6. Il secondo ricorso proposto nell’interesse di B.S., a firma dell’avvocato M.F., è articolato in tre motivi.
6.1. Con il primo motivo, si denuncia violazione di legge, in riferimento agli artt. 178, 125 e 438, comma 5, cod. proc. pen., nonché vizio di motivazione, a norma dell’art. 606, comma 1, lett. c) ed e), cod. proc. pen., avendo riguardo alla mancata celebrazione del giudizio nelle forme del rito abbreviato condizionato.
Si deduce che, nonostante la richiesta di trattazione del processo nelle forme del rito abbreviato condizionato e, solo in via gradata, nelle forme del rito abbreviato cd. secco, il processo è stato definito nella seconda modalità, senza alcuna specificazione o motivazione, pure necessaria secondo la giurisprudenza costituzionale e delle Sezioni Unite (si citano Corte cost., sent. n. 169 del 2003, e Sez.

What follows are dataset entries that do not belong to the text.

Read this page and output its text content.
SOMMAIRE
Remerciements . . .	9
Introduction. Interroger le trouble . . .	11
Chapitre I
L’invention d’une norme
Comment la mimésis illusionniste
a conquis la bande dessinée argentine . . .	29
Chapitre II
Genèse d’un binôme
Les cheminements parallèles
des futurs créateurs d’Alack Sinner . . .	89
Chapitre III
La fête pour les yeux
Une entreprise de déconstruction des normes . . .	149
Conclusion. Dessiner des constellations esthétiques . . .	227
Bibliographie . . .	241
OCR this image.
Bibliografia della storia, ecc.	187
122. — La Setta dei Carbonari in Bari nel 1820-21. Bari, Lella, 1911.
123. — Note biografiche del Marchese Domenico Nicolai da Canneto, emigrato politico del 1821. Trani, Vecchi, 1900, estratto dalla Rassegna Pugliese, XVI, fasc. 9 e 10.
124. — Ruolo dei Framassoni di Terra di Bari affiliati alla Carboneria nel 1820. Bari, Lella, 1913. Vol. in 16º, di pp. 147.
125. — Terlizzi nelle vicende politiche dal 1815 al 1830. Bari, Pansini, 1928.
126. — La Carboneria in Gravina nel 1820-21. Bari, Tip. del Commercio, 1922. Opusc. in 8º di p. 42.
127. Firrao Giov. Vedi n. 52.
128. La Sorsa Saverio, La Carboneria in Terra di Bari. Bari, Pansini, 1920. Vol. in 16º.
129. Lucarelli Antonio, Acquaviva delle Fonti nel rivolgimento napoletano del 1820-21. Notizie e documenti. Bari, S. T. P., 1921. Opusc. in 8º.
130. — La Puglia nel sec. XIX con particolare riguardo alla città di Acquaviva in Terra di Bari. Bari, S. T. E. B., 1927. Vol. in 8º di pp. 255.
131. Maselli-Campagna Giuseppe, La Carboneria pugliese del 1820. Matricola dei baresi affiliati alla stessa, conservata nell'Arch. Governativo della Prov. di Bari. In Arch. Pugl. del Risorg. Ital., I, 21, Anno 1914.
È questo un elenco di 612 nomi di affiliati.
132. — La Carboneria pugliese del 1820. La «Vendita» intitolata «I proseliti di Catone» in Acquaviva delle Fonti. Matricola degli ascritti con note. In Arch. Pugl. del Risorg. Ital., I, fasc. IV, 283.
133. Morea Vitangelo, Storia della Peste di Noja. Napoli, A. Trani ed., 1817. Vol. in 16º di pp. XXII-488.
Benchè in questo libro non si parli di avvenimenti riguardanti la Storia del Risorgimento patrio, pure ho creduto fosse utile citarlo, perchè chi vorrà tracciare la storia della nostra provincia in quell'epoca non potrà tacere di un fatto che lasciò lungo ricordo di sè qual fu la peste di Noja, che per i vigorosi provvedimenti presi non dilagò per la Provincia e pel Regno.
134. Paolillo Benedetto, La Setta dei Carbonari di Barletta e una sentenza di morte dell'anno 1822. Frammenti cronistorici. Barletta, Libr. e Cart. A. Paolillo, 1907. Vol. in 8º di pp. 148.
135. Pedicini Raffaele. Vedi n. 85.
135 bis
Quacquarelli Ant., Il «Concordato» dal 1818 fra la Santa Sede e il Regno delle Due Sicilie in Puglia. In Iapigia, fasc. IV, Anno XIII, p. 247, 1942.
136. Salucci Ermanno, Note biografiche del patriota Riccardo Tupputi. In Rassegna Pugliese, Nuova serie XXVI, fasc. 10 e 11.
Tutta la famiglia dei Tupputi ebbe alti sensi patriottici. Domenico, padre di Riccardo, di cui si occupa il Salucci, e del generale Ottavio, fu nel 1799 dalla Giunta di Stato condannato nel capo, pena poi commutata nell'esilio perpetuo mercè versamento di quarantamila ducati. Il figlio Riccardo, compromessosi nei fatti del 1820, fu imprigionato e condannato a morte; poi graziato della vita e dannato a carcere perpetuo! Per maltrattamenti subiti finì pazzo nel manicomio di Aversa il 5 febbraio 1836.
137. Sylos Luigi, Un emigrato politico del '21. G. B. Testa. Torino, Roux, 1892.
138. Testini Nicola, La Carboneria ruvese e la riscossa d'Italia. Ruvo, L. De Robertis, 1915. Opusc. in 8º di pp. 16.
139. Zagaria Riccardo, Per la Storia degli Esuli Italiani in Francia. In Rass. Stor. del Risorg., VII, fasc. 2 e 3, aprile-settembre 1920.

U, n. 44711 del 27/10/2004, Wajib). Si aggiunge che erronea è la risposta della Corte d’appello, la quale ha respinto il pertinente motivo di gravame osservando che non erano stati indicati gli effetti pregiudizievoli derivanti dalla definizione del processo nelle forme del rito abbreviato cd. secco.
6.2. Con il secondo motivo, si denuncia violazione di legge, in riferimento all’art. 2 d.lgs. n. 74 del 2000, nonché vizio di motivazione, a norma dell’art. 606, comma 1, lett. b) ed e), cod. proc. pen., avendo riguardo alla affermazione della responsabilità penale del ricorrente nella parte relativa all’elemento psicologico.
Si deduce che non sono indicati elementi univoci da cui desumere il dolo eventuale: tali non sono né l’esistenza di rapporti del ricorrente con gli istituti di credito, né la provenienza delle fatture utilizzate da ditte cd. “fasioniste”, né il contenuto delle conversazioni intercettate, dal quale emerge solo l’interessamento dell’imputato alla contabilità delle società dei cinesi fornitori. Si aggiunge che l’attivazione del ricorrente in materia di rapporti bancari e di contabilità delle ditte fornitrici elide ogni significato indiziante all’accettazione, da parte dello stesso, del ruolo di mero prestanome di A.C. nell’amministrazione della società “S.D. s.r.l.”.
6.3. Con il terzo motivo, si denuncia violazione di legge, in riferimento all’art. 322-ter cod. pen., a norma dell’art. 606, comma 1, lett. b), cod. proc. pen., avendo riguardo alla confisca.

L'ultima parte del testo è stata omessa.